Sberbank Downplays U.S. Sanctions Risk as Shares Plunge 17%

(Bloomberg) -- Sberbank PJSC, Russia’s biggest company, sought to reassure investors after its worst day in almost a decade, saying the U.S.’s harshest steps yet to punish the Kremlin will have a limited impact on its assets.

The sanctions, leveled against three dozen businesses, tycoons and officials late Friday, caused Russian stocks to drop the most since President Vladimir Putin’s invasion of the Crimean peninsula in 2014. Sberbank wasn’t targeted in this round of sanctions.

The lender “has been clobbered not because it is the most vulnerable to U.S. sanctions but because it’s what everyone is long in and has the most profits in,” said Julian Rimmer, a London-based emerging-markets trader at Investec Bank Plc.

Among those named by the sanctions were Oleg Deripaska and his aluminum giant, United Co. Rusal. International trading houses were advised to “immediately withhold all payments” to the company, according to a copy of a letter sent by its head of marketing. Sberbank is among Rusal’s largest creditors.

Assessing Reaction

“The total risk of Sberbank in relation to companies included on the U.S. Treasury’s sanctions list of April 6, 2018, is less than 2.5 percent of assets,” Sberbank’s Chief Financial Officer Alexander Morozov said via text message. Sberbank’s total assets had climbed to 23.4 trillion rubles ($390 billion) by the end of March, according to its report prepared to Russian accounting standards.

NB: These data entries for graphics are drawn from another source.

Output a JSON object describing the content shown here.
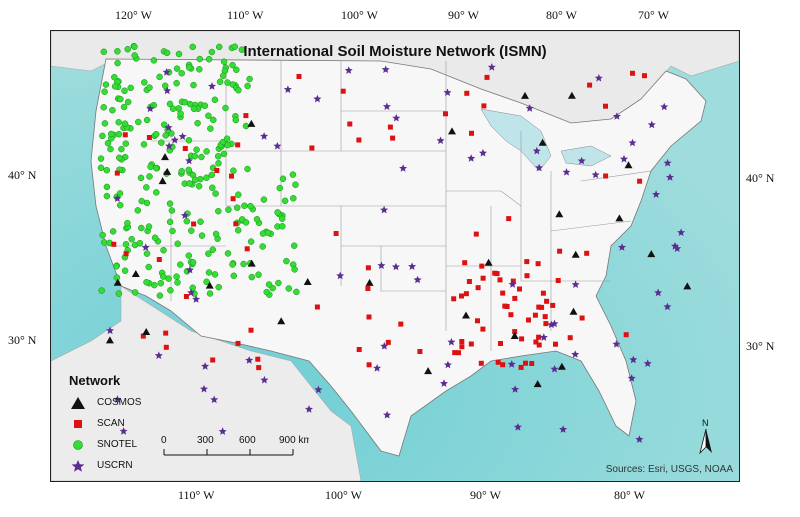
{
  "map": {
    "title": "International Soil Moisture Network (ISMN)",
    "source": "Sources: Esri, USGS, NOAA",
    "north_label": "N",
    "legend_title": "Network",
    "legend": [
      {
        "label": "COSMOS",
        "symbol": "triangle",
        "color": "#111111"
      },
      {
        "label": "SCAN",
        "symbol": "square",
        "color": "#dd1111"
      },
      {
        "label": "SNOTEL",
        "symbol": "circle",
        "color": "#33dd33"
      },
      {
        "label": "USCRN",
        "symbol": "star",
        "color": "#5a2d91"
      }
    ],
    "scale": {
      "labels": [
        "0",
        "300",
        "600",
        "900 km"
      ]
    },
    "top_ticks": [
      "120° W",
      "110° W",
      "100° W",
      "90° W",
      "80° W",
      "70° W"
    ],
    "bottom_ticks": [
      "110° W",
      "100° W",
      "90° W",
      "80° W"
    ],
    "left_ticks": [
      "40° N",
      "30° N"
    ],
    "right_ticks": [
      "40° N",
      "30° N"
    ],
    "colors": {
      "ocean": "#8fd6d9",
      "land": "#f5f5f5",
      "border": "#999999"
    }
  }
}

Sberbank closed down 17 percent in Moscow, its biggest drop since the 2008 financial crisis. Shares in the bank, an investor darling despite being cut off from international debt markets in 2014, are still trading 37 percent higher than a year ago. The MOEX Russia Index fell 8.3 percent, while the ruble fell below 60 per dollar for the first time since November.

The Kremlin said it needs time to assess the impact of the sanctions and its potential retaliation, Putin’s spokesman Dmitry Peskov told reporters on a conference call Monday.

“Sberbank got hammered, unjustly in my view, as it is a proxy for Russia,” Luis Saenz, co-head of global equities at BCS Global Markets in London, said. “If this compliance selloff continues at today’s levels, it will be a buying opportunity.”